Foram muitos os autores a investigar e atestar o efeito da abertura sobre a produtividade na indústria brasileira, sob diferentes hipóteses sobre o mecanismo de transmissão. São relevantes o “efeito competição”, como também outros elementos como a disponibilidade de insumos e máquinas importadas (o efeito “transferência de tecnologia”) e a saída de firmas de baixa produtividade de diferentes setores (o “efeito destruição criadora”). Há consenso de que o conjunto de reformas dos anos 1990 ocasionou uma mudança importante no ambiente competitivo dentro do qual funcionam as empresas brasileiras: houve abertura, desregulamentação, privatização e também a implementação do Código de Defesa do Consumidor e uma notável revitalização do Cade (Conselho Administrativo de Defesa Econômica). Mudanças desse quilate na “estrutura de mercado” alteraram drasticamente a conduta das empresas e, por conseqüência, o seu desempenho, exatamente como previsto pela teoria econômica. Na verdade, também nesse domínio “micro”, tivemos uma espécie de revolução cultural profunda e irreversível: a meritocracia, por vezes cruel, da economia de mercado casou-se com a nossa já pujante democracia de forma tão harmônica que, tal como se passou no terreno “macro”, a mudança de governo em 2002 alterou quase nada do que se vinha passando. Com efeito, em 2002 um grupo de economistas sob a coordenação de José Alexandre Scheinkman e Marcos Lisboa elaborou um magnífico documento com um resumo do que se poderia chamar de uma “agenda de reformas microeconômicas” a ser implementada pelo presidente que lograsse sair-se vencedor em 2002. É muito significativo o fato de o documento ter sido encomendado pelo candidato Ciro Gomes, mas que Lisboa tenha sido chamado por Lula para ocupar a Secretaria de Política Econômica, de onde coordenou, na medida do possível, a implementação de várias idéias do documento, a despeito da forte resistência dentro do próprio governo.

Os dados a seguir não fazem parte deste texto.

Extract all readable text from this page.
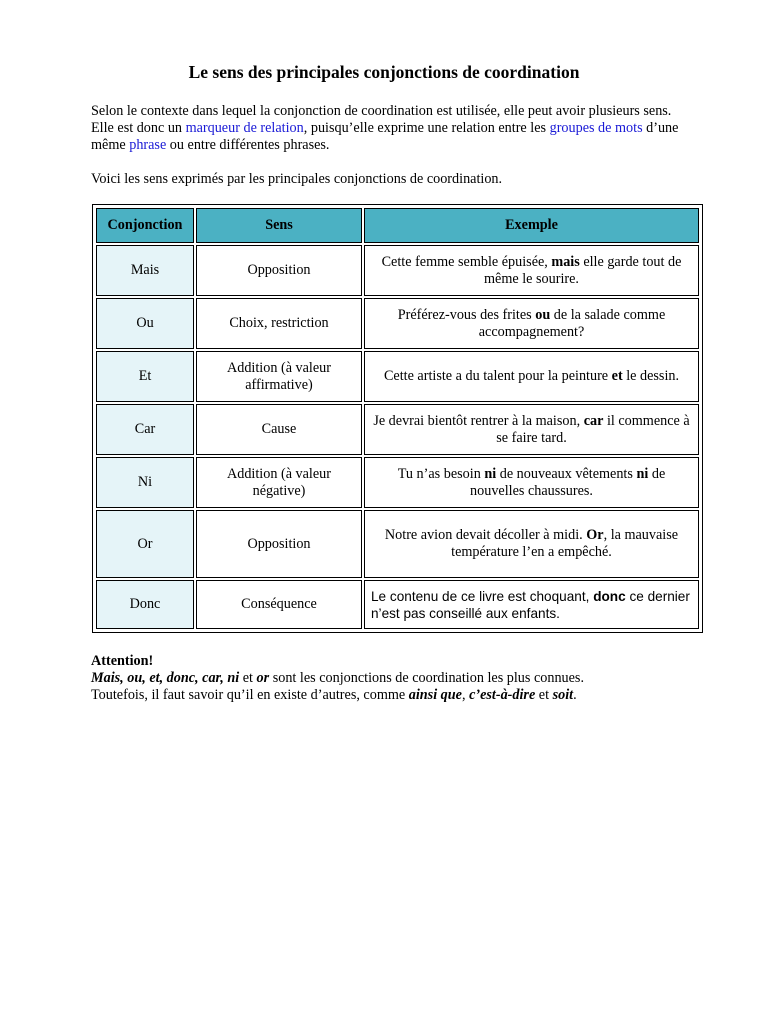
Le sens des principales conjonctions de coordination
Selon le contexte dans lequel la conjonction de coordination est utilisée, elle peut avoir plusieurs sens. Elle est donc un marqueur de relation, puisqu’elle exprime une relation entre les groupes de mots d’une même phrase ou entre différentes phrases.
Voici les sens exprimés par les principales conjonctions de coordination.
Conjonction	Sens	Exemple
Mais	Opposition	Cette femme semble épuisée, mais elle garde tout de même le sourire.
Ou	Choix, restriction	Préférez-vous des frites ou de la salade comme accompagnement?
Et	Addition (à valeur affirmative)	Cette artiste a du talent pour la peinture et le dessin.
Car	Cause	Je devrai bientôt rentrer à la maison, car il commence à se faire tard.
Ni	Addition (à valeur négative)	Tu n’as besoin ni de nouveaux vêtements ni de nouvelles chaussures.
Or	Opposition	Notre avion devait décoller à midi. Or, la mauvaise température l’en a empêché.
Donc	Conséquence	Le contenu de ce livre est choquant, donc ce dernier n’est pas conseillé aux enfants.
Attention!
Mais, ou, et, donc, car, ni et or sont les conjonctions de coordination les plus connues.
Toutefois, il faut savoir qu’il en existe d’autres, comme ainsi que, c’est-à-dire et soit.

De toda maneira, deve-se ter muito claro que, em 1996, não eram muitos os apóstolos do “choque de capitalismo”, proposto no passado pelo senador Mario Covas, e implementado no governo FHC, não sem considerável dose de resistência e queixa da parte do establishment industrial. No governo Lula, contudo, as “reformas micro” tiveram alguns avanços importantes, mas de natureza pontual, e alguns retrocessos de pouca relevância, em geral ligados a iniciativas no terreno da política industrial de cunho “seletivo”, todas de pequena monta e teor clientelista. A estrutura de proteção pouco mudou, e com isso os movimentos cambiais, de amplitude muito grande, governaram as flutuações do nível da proteção e do grau de abertura. Dessa maneira, quando o câmbio volta a se apreciar significativamente depois de 2003, a produtividade igualmente volta a crescer, de forma semelhante ao que se observou entre 1993 e 1997 (ver tabela 2).
Câmbio: outro verão escaldante?

Embora seja certo que a política cambial foi a maior de todas as polêmicas dos primeiros anos do Real, as principais teses do ensaio de 1996 nesse campo eram bem mais simples e menos contenciosas do que alguns enunciados acalorados faziam crer, especialmente à luz dos eventos recentes. Na verdade, parece-me que, em nossos dias, há pouca objeção às teses do documento, a principal das quais a noção de que o câmbio era um preço de mercado, e não tarifa pública sujeita à indexação, associada a serviço público concedido e fixada discricionariamente pelo Banco Central. Argumentei, então, que o câmbio visivelmente “sobredesvalorizado” que vigorava antes do Plano Real resultava numa “competitividade espúria”, conceito elaborado pelo celebrado economista da Cepal Fernando Fanjzylber, ou seja, na compensação, pela taxa de câmbio sobredesvalorizada, ou pelo arrocho salarial, de custos excessivos decorrentes de ineficiências estruturais na economia (o “custo Brasil”), compensação que resultava em ônus para o conjunto da sociedade. Argumentei, ainda, que havia fortalecimento da moeda em todos os casos de estabilizações bem-sucedidas de grandes inflações e que isso refletia melhoras permanentes nos “fundamentos” da economia. Por isso mesmo, teríamos razões “fundamentais” de sobra para não estranhar que a moeda brasileira se fortalecesse a partir da estabilização. A maior parte da controvérsia ficou empacada neste ponto: a moeda forte era um artificialismo originado de uma teoria conspiratória (“estelionato eleitoral” ou “populismo cambial”) ou expressava uma mudança tectônica para melhor na economia brasileira? Era intencional (um erro, como alguns gostam de afirmar) ou um fato do mercado, impossível de ser evitado?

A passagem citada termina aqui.